Solo que, en todas las familias completamente felices, siempre debe existir una tragedia que los hunda en la desgracia. Una mañana de enero, llegó como si nada y jamás se marchó hasta llevarse consigo una víctima, varios años después.

Mi hermana mayor.

Las enfermedades no solo unen a las personas en la adversidad. Cuando estas son demasiado fuertes, pueden destruir hogares. Eso pasó conmigo, con mi familia. Lo tenía todo y de pronto, ya no. La felicidad que existía en la casa, fue enterrada en un cajón blanco de pino una mañana de septiembre. Y desde entonces, los Aldridge, fuimos infelices...

Soy una comedora compulsiva. ¿Cómo lo sé? Esta es mi segunda dona rellena de frambuesa que comía en diez minutos. Me limpié la boca, quitándome el polvillo blanco con que vienen cubiertas, cuando miré mis dedos regordetes, no era lo único que me había quitado.

—Mierda... —murmuré desganada.

Me había corrido el labial. Mi corazón estaba saltando en mi pecho, y mi sudor corría por mi frente. Pensé en tomar una cuarta dona y aliviar el hambre que no sentía, cuando la puerta de la sala de juntas se abrió.

Temblé.

Fue un estremecimiento que me hizo encoger los dedos de mis pies ante el azote de aire que vino acompañado con el hombre.

Lo vi entrar. La razón de mi ansiedad. La razón de mis nervios. La razón del maldito sudor, corriendo mi intento de maquillaje de mi rostro para estar presentable. Pasé mis dedos por el sudor que bajó por mi sien, cuando miré mi mano, noté el rubor rosa y el delineador negro.

Soy caos. Mátenme ahora.

Él, lucía impecable. Alto, metro noventa y dos de músculo, y testosterona pura, enfundado en un caro traje azul oscuro de sastre. Se sentó al otro extremo de la larga mesa de juntas, al fin alzando la mirada una vez estuvo acomodado.

El zafiro de sus ojos, me hizo tragar seco. Bajo la brillante luz natural que entraba por los cristales de la oficina, pude apreciar un amarillo intenso alrededor de sus pupilas negras. Era un león, o al menos su melena rubia perfectamente peinada, le daba ese aire.

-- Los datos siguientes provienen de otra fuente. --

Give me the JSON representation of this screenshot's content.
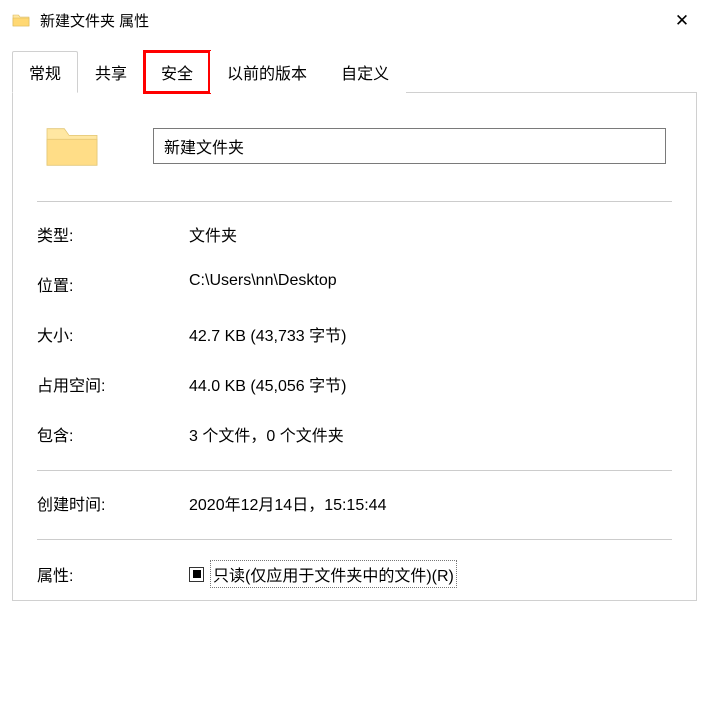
{
  "title": "新建文件夹 属性",
  "tabs": {
    "general": "常规",
    "sharing": "共享",
    "security": "安全",
    "prev_versions": "以前的版本",
    "custom": "自定义"
  },
  "folder_name": "新建文件夹",
  "labels": {
    "type": "类型:",
    "location": "位置:",
    "size": "大小:",
    "size_on_disk": "占用空间:",
    "contains": "包含:",
    "created": "创建时间:",
    "attributes": "属性:"
  },
  "values": {
    "type": "文件夹",
    "location": "C:\\Users\\nn\\Desktop",
    "size": "42.7 KB (43,733 字节)",
    "size_on_disk": "44.0 KB (45,056 字节)",
    "contains": "3 个文件，0 个文件夹",
    "created": "2020年12月14日，15:15:44"
  },
  "readonly_label": "只读(仅应用于文件夹中的文件)(R)"
}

—Señor Quest... —lo saludé, contrariada.

Aiden Quest, me miró con una expresión de desagrado rayando el desdén. El famoso hombre de negocios, mente maestra del diseño de hoteles cinco estrellas, y CEO de su propia compañía de seguridad de software, lucía desconcertado ante mi apariencia.

Miré de reojo mi reflejo en los cristales a mi izquierda, que gracias al sol, me notaba muy bien. Y ahí estaba yo, y todos mis kilos de demás, sudando como si esto fuese un horno, y yo el cerdito cocinado.

Y para complementar mi imagen, el maquillaje que mi mejor amiga, Nina, se había esforzado en aplicarme, surcaba mi rostro como el principio de una pintura abstracta de Picasso.

Lilly habría sabido manejar la situación.

—Señorita... Aldridge —murmuró el hombre, revisando los papeles en la mesa— ¿Es usted la asistente personal de Owen Hicks?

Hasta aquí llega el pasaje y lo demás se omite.